10. Temyiz üzerine Yargıtay 4. Ceza Dairesinin 24/9/2013 tarihli ilamı ile İlk Derece Mahkemesinin kararı onanmıştır.
11. Başvurucu, temyiz sonucunu 31/12/2013 tarihinde kararın tebliği ile öğrenmiş ve 10/2/2014 tarihinde, Anayasa Mahkemesine bireysel başvuruda bulunmuştur.
B. İlgili Hukuk
12. 26/9/2004 tarih ve 5237 sayılı Türk Ceza Kanunu’nun 125. maddesi.
IV. İNCELEME VE GEREKÇE
13. Mahkemenin 4/11/2014 tarihinde yapmış olduğu toplantıda, başvurucunun 10/2/2014 tarih ve 2014/1643 numaralı bireysel başvurusu incelenip gereği düşünüldü:
A. Başvurucunun İddiaları
14. Başvurucu, yargılandığı ceza davasında deliller tam olarak toplanmadan karar verildiğini, Yargıtaya sunduğu delillerinin ise dikkate alınmadığını iddia etmektedir. Başvurucu, savunma tanıkları dinlenmeden karar verilmesi nedeniyle silahların eşitliği ilkesinin ihlal edildiğini ileri sürmektedir. Başvurucu, bilirkişi incelemesi taleplerinin gerekçesiz olarak reddedildiğini, cezalandırmak için yeterli ve kesin deliller olmadan cezalandırıldığını, sunduğu delillerin tartışılmadığını, Yargıtaya sunduğu delillerin ise hiçbir şekilde dikkate alınmadığını bu sebeplerle gerekçeli karar hakkının ihlal edildiğini iddia etmektedir. Başvurucu İlk Derece Mahkemesinin kararının dayanağı olan belgenin sahte olduğunun kendilerince ispatlandığı halde bunun ne İlk Derece Mahkemesince ne de Yargıtayca dikkate alınmadığını ve tartışılmadığını bu sebeple adil yargılanma hakkının ihlal edildiğini ileri sürmektedir. Başvurucu yeniden yargılanma ve 100.000,00 TL maddi, 100.000,00 TL manevi tazminat talebinde bulunmuştur.
B. Değerlendirme
1. Başvuru Süresi ve Mazeret Yönünden
15. 6216 sayılı Kanun’un, “Bireysel başvuru usulü” kenar başlıklı 47. maddesinin (5) numaralı fıkrası şöyledir:
“Bireysel başvurunun, başvuru yollarının tüketildiği tarihten; başvuru yolu öngörülmemişse ihlalin öğrenildiği tarihten itibaren otuz gün içinde yapılması gerekir. Haklı bir mazereti nedeniyle süresi içinde başvuramayanlar, mazeretin kalktığı tarihten itibaren onbeş gün içinde ve mazeretlerini belgeleyen delillerle birlikte başvurabilirler. Mahkeme, öncelikle başvurucunun mazeretinin geçerli görülüp görülmediğini inceleyerek talebi kabul veya reddeder.”

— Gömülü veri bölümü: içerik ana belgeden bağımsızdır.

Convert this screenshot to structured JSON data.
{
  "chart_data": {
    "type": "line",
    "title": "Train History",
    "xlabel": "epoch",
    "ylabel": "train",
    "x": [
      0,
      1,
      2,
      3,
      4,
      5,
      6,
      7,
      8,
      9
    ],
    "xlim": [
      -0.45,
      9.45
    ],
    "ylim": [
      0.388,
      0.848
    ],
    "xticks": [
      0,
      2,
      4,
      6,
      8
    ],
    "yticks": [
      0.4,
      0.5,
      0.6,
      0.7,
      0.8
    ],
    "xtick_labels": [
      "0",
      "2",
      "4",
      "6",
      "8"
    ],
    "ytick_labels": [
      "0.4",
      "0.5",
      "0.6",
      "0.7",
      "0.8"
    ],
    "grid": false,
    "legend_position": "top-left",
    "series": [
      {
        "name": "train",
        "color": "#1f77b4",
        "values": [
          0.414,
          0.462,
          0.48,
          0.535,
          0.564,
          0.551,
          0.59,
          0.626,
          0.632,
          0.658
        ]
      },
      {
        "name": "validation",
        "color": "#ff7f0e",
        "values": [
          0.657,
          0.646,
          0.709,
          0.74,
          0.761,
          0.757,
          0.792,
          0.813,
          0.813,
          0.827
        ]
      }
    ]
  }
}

16. Anayasa Mahkemesi İçtüzüğü’nün “Başvuru süresi ve mazeret” kenar başlıklı 64. maddesi şöyledir:
(1) Bireysel başvurunun, başvuru yollarının tüketildiği tarihten, başvuru yolu öngörülmemişse ihlalin öğrenildiği tarihten itibaren otuz gün içinde yapılması gerekir.
(2) Başvurucu mücbir sebep veya ağır hastalık gibi haklı bir mazereti nedeniyle süresi içinde başvurusunu yapamadığı takdirde, mazeretinin kalktığı tarihten itibaren onbeş gün içinde ve mazeretini belgeleyen delillerle birlikte başvurabilir. Komisyonlar raportörlüğünce mazeretin kabulünün gerekip gerekmediği yönünde karar taslağı hazırlanır. Komisyon, öncelikle başvurucunun mazeretinin geçerli görülüp görülmediğini inceleyerek mazereti kabul veya reddeder.
(3) Başvurunun niteliğine uygun düştüğü takdirde mazeret ve kabul edilebilirliğe ilişkin tek bir taslak hazırlanıp bu iki husus birlikte karara bağlanabilir.
17. 6216 sayılı Kanun’un 47. maddesinin (5) numaralı fıkrası ve Anayasa Mahkemesi İçtüzüğü’nün 64. maddesine göre, bireysel başvurunun, başvuru yollarının tüketildiği ve başvuru yolu öngörülmemişse ihlalin öğrenildiği tarihten itibaren otuz gün içinde yapılması gerekir. Başvurucu mücbir sebep veya ağır hastalık gibi haklı bir mazereti nedeniyle süresi içinde başvurusunu yapamadığı takdirde, mazeretinin kalktığı tarihten itibaren onbeş gün içinde ve mazeretini belgeleyen delillerle birlikte bireysel başvuruda bulunabilir.
18. Başvurucu, temyiz sonucunu 31/12/2013 tarihinde kararın tebliği ile öğrenmiş ve 30 günlük kanuni süre geçtikten sonra 10/2/2014 tarihinde, Anayasa Mahkemesine bireysel başvuruda bulunmuştur. Başvurucu, düşme sonucu omurga sonrası travmasına bağlı akut lumbago hastalığı geçirmesi nedeniyle süresinde başvuruyu yapamadığını belirterek Atatürk Eğitim ve Araştırma Hastanesinden alınmış 27/1/2014 ve 3/2/2014 tarihli iki adet sağlık raporu ibraz etmiştir. Başvurucunun mazereti 9/2/2014 tarihinde bitmiş ve 10/2/2014 tarihinde bireysel başvuruda bulunmuştur.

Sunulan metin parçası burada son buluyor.